C’era una volta uno Stato che si prendeva cura dei cittadini. La nostra favola inizia così: nel patto per la Modernità ognuno aveva un ruolo con diritti e doveri. I cittadini si facevano in quattro, spostandosi dove il capitale aveva organizzato la loro vita industriale. Grazie all’impianto costituzionale i compiti erano assegnati scrupolosamente. L’Italia è una Repubblica fondata sul lavoro secondo l’art.1, quindi ogni cittadino è chiamato a questo dovere. In cambio (art.32) la Repubblica tutela la salute come fondamentale diritto dell’individuo e interesse della collettività.

Insomma il contratto si basava sulla reciprocità, il vecchio do ut des di diritto romano. Il Just in Case (lo si fa come precauzione, per prevenire danni possibili) si fonda proprio su tale reciprocità: nel caso succeda qualche problema ci si cautela con un dimensionamento abbondante. Se il massimo danno possibile è 10 ci si attrezza per 10 anche se normalmente il danno è solo 1. Just in case…..

Dal punto di vista commerciale questa era la prassi di gestione dei ricambi, ad esempio. Ogni rivenditore aveva un magazzino che sapeva offrire quanto l’attività richiedeva. Metti che ci siano due identiche rotture, si rende necessario almeno due pezzi di ricambio identici. Di solito non succede, ma just in case…..

 

Poi qualcosa cambia. La gestione delle risorse affonda le proprie radici nel terziario avanzato, ovvero nei servizi ad alto valore aggiunto, pilastro fondante del nuovo capitalismo. La logistica diventa preda dell’ottimizzazione, ovvero del taglio di quei “rami” che nel Just in Case erano importanti per garantire risultati positivi in caso di criticità e che nel nuovo sistema sono improvvisamente diventati secchi, quindi da tagliare.  L’economia occidentale tardo-industriale si basa, in buona sostanza, sull’affidabilità dei trasporti più che sulle scorte in loco.

Il tempo in cui questo avviene è quello della frantumazione dell’afflato modernista e dell’impetuoso affacciarsi sulla scena del capitalismo speculativo. La postmodernità sta entrando prepotentemente nelle nostre vite.

Alla base della filosofia del JIT qualsiasi scorta di materiale, semilavorato o prodotto finito è uno spreco, uno spreco di risorse economiche, finanziarie e un vincolo all’innovazione continua. Con il JIT si riducono enormemente i costi di immagazzinaggio, gestione, carico e scarico di magazzino.

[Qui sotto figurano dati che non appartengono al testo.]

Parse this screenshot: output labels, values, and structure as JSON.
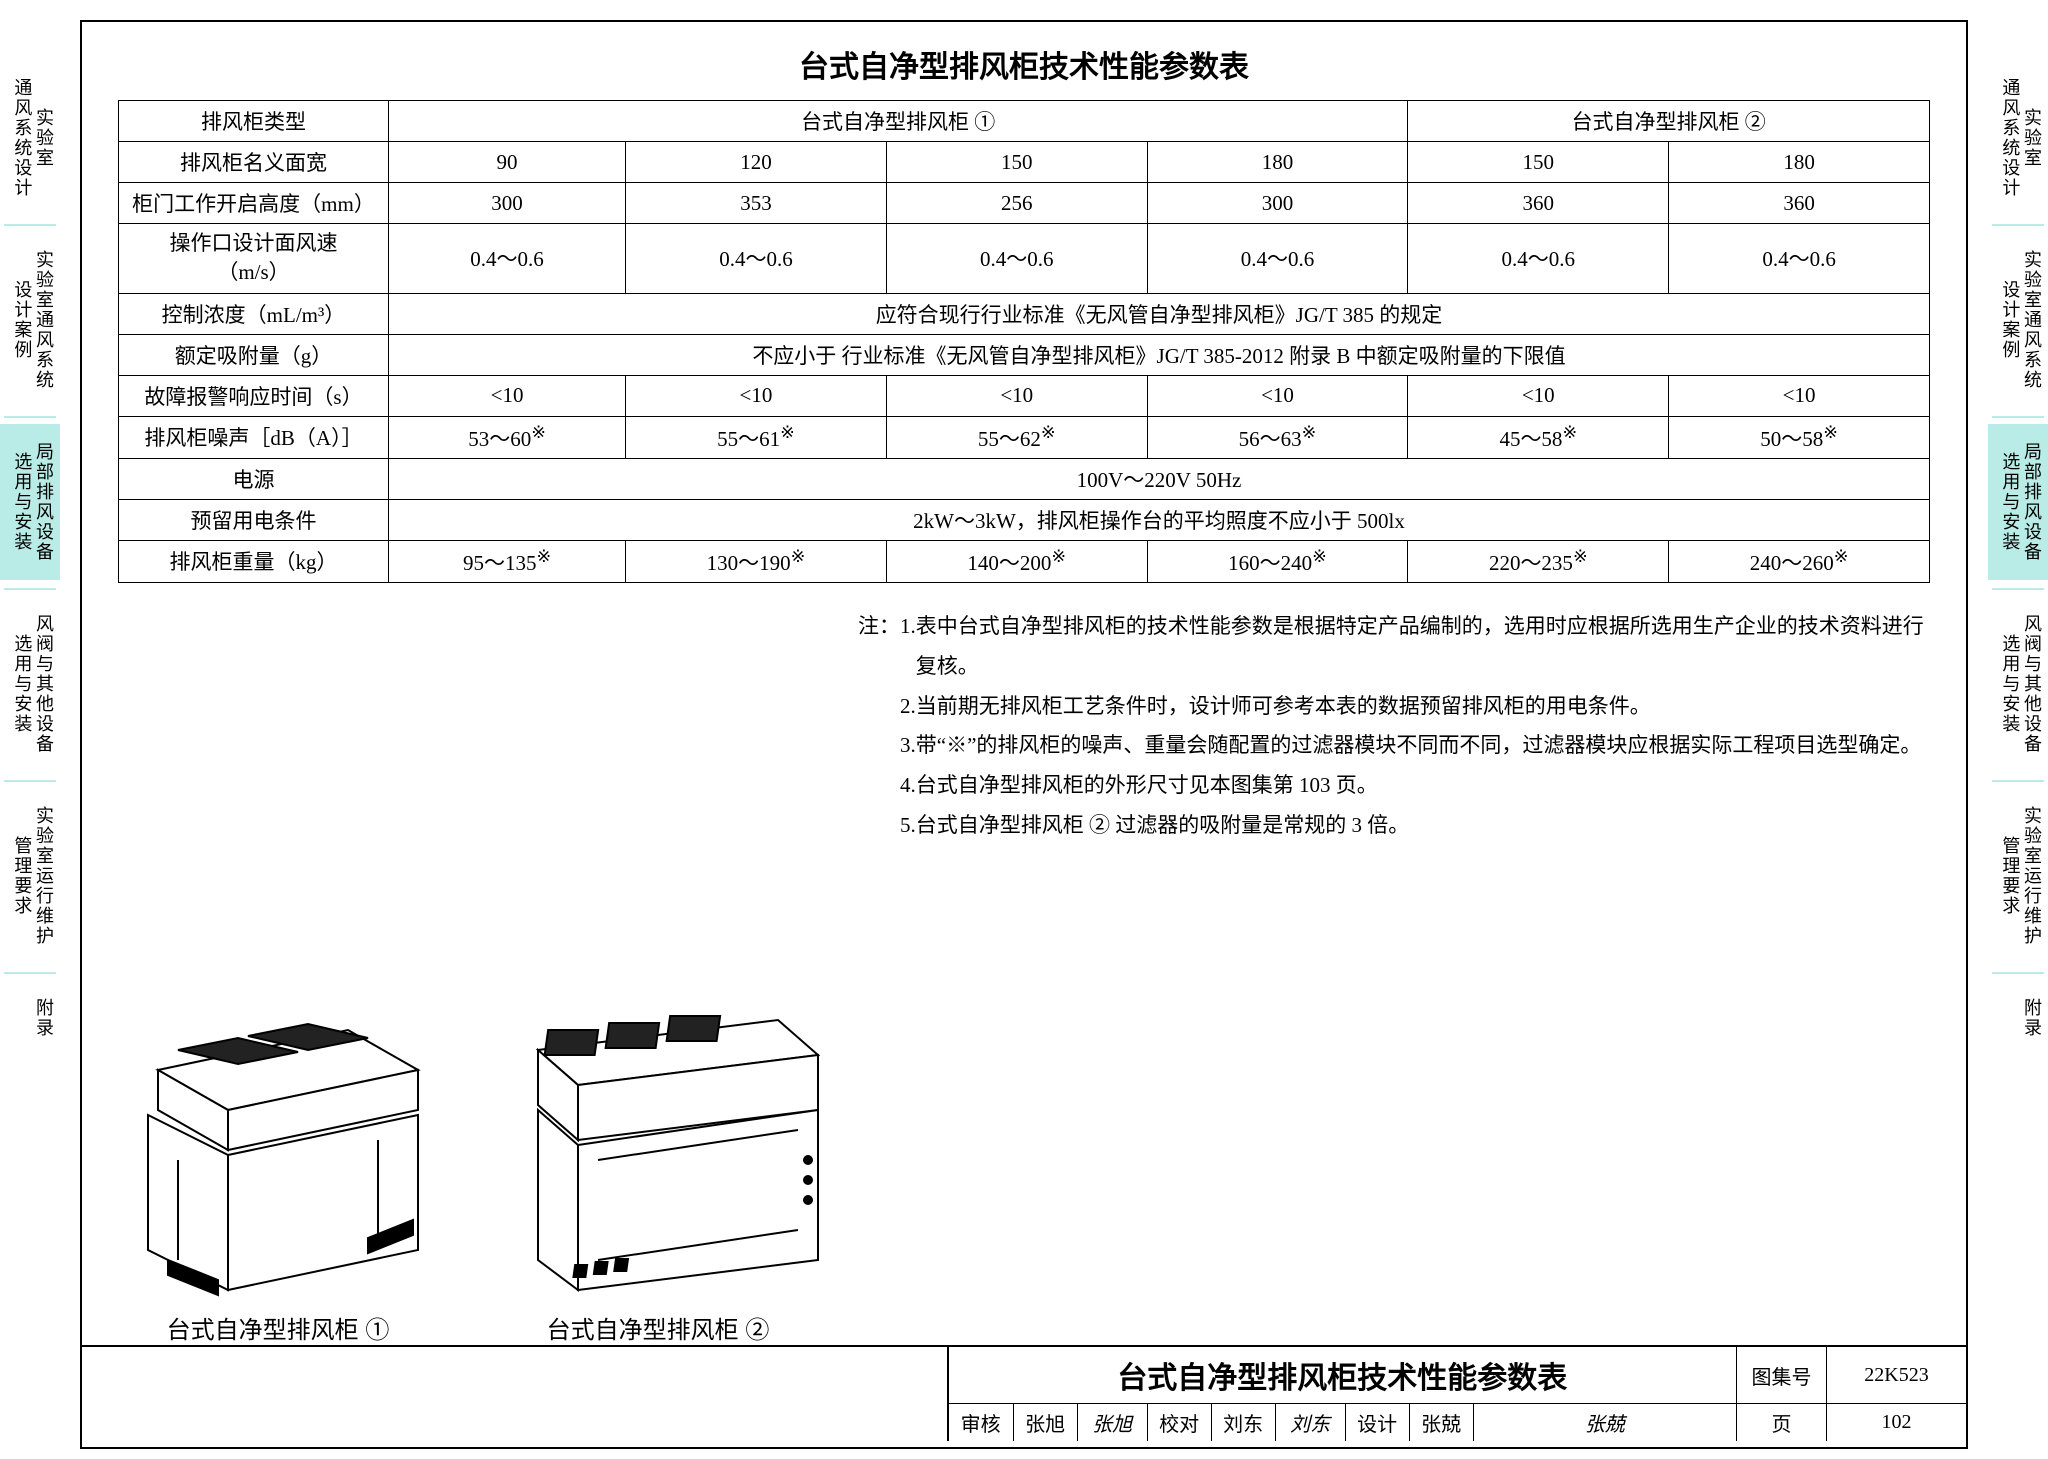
{
  "sideTabs": {
    "left": [
      {
        "label": "实验室\n通风系统设计",
        "active": false
      },
      {
        "label": "实验室通风系统\n设计案例",
        "active": false
      },
      {
        "label": "局部排风设备\n选用与安装",
        "active": true
      },
      {
        "label": "风阀与其他设备\n选用与安装",
        "active": false
      },
      {
        "label": "实验室运行维护\n管理要求",
        "active": false
      },
      {
        "label": "附录",
        "active": false
      }
    ],
    "right": [
      {
        "label": "实验室\n通风系统设计",
        "active": false
      },
      {
        "label": "实验室通风系统\n设计案例",
        "active": false
      },
      {
        "label": "局部排风设备\n选用与安装",
        "active": true
      },
      {
        "label": "风阀与其他设备\n选用与安装",
        "active": false
      },
      {
        "label": "实验室运行维护\n管理要求",
        "active": false
      },
      {
        "label": "附录",
        "active": false
      }
    ]
  },
  "title": "台式自净型排风柜技术性能参数表",
  "table": {
    "header": {
      "r1c0": "排风柜类型",
      "r1c1": "台式自净型排风柜 ①",
      "r1c2": "台式自净型排风柜 ②"
    },
    "rows": [
      {
        "label": "排风柜名义面宽",
        "cells": [
          "90",
          "120",
          "150",
          "180",
          "150",
          "180"
        ]
      },
      {
        "label": "柜门工作开启高度（mm）",
        "cells": [
          "300",
          "353",
          "256",
          "300",
          "360",
          "360"
        ]
      },
      {
        "label": "操作口设计面风速\n（m/s）",
        "cells": [
          "0.4～0.6",
          "0.4～0.6",
          "0.4～0.6",
          "0.4～0.6",
          "0.4～0.6",
          "0.4～0.6"
        ]
      },
      {
        "label": "控制浓度（mL/m³）",
        "merged": "应符合现行行业标准《无风管自净型排风柜》JG/T 385 的规定"
      },
      {
        "label": "额定吸附量（g）",
        "merged": "不应小于 行业标准《无风管自净型排风柜》JG/T 385-2012 附录 B 中额定吸附量的下限值"
      },
      {
        "label": "故障报警响应时间（s）",
        "cells": [
          "<10",
          "<10",
          "<10",
          "<10",
          "<10",
          "<10"
        ]
      },
      {
        "label": "排风柜噪声［dB（A）］",
        "cells": [
          "53～60※",
          "55～61※",
          "55～62※",
          "56～63※",
          "45～58※",
          "50～58※"
        ]
      },
      {
        "label": "电源",
        "merged": "100V～220V 50Hz"
      },
      {
        "label": "预留用电条件",
        "merged": "2kW～3kW，排风柜操作台的平均照度不应小于 500lx"
      },
      {
        "label": "排风柜重量（kg）",
        "cells": [
          "95～135※",
          "130～190※",
          "140～200※",
          "160～240※",
          "220～235※",
          "240～260※"
        ]
      }
    ],
    "colWidths": {
      "hdr": 270,
      "data": 170
    },
    "border_color": "#000000",
    "fontsize": 21
  },
  "figures": {
    "f1_caption": "台式自净型排风柜 ①",
    "f2_caption": "台式自净型排风柜 ②"
  },
  "notes": {
    "prefix": "注：",
    "items": [
      "表中台式自净型排风柜的技术性能参数是根据特定产品编制的，选用时应根据所选用生产企业的技术资料进行复核。",
      "当前期无排风柜工艺条件时，设计师可参考本表的数据预留排风柜的用电条件。",
      "带“※”的排风柜的噪声、重量会随配置的过滤器模块不同而不同，过滤器模块应根据实际工程项目选型确定。",
      "台式自净型排风柜的外形尺寸见本图集第 103 页。",
      "台式自净型排风柜 ② 过滤器的吸附量是常规的 3 倍。"
    ]
  },
  "titleblock": {
    "main": "台式自净型排风柜技术性能参数表",
    "atlas_lbl": "图集号",
    "atlas_val": "22K523",
    "review_lbl": "审核",
    "review_name": "张旭",
    "review_sig": "张旭",
    "check_lbl": "校对",
    "check_name": "刘东",
    "check_sig": "刘东",
    "design_lbl": "设计",
    "design_name": "张兢",
    "design_sig": "张兢",
    "page_lbl": "页",
    "page_val": "102"
  },
  "colors": {
    "tab_active": "#b9ece6",
    "border": "#000000",
    "bg": "#ffffff"
  }
}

Fu negli anni ottanta una delle principali cause del vantaggio competitivo giapponese. [1]

Esiste una coincidenza temporale: quando entra in funzione il JIT , inventato dalla Toyota, entra in funzione anche il capitalismo speculativo.

La prima notevole diffusione dei derivati si ebbe nel periodo 1989-1992, al termine del quale la loro consistenza complessiva arrivò a sfiorare i 20.000 miliardi di dollari.[2]

 

Le due manovre, quella riorganizzativa dei settori produttivi e quella speculativa sono sincronizzate. Lo Stato nel frattempo, aizzato da Maître à penser quali Dalla Luna (“Silvio Berlusconi…i suoi soldi gli consentono di fare politica senza dover soggiacere al marcio e inefficiente sistema precostituito” [3]) con Berlusconi al governo decide di non essere più stato ma azienda: la logica dello Stato, “marcio e inefficiente sistema” va inevitabilmente sostituita. Lo Stato deve diventare azienda. Privato è bello, e tutti nel mondo sembrano adorare le nuove regole di filosofia economica: Reagan, Thatcher, Prodi, Berlusconi… La deregulation è, secondo la Treccani, il “processo di snellimento di norme e regolamenti originariamente intesi a regolare, nell’interesse pubblico, determinati settori dell’attività economica.”[4]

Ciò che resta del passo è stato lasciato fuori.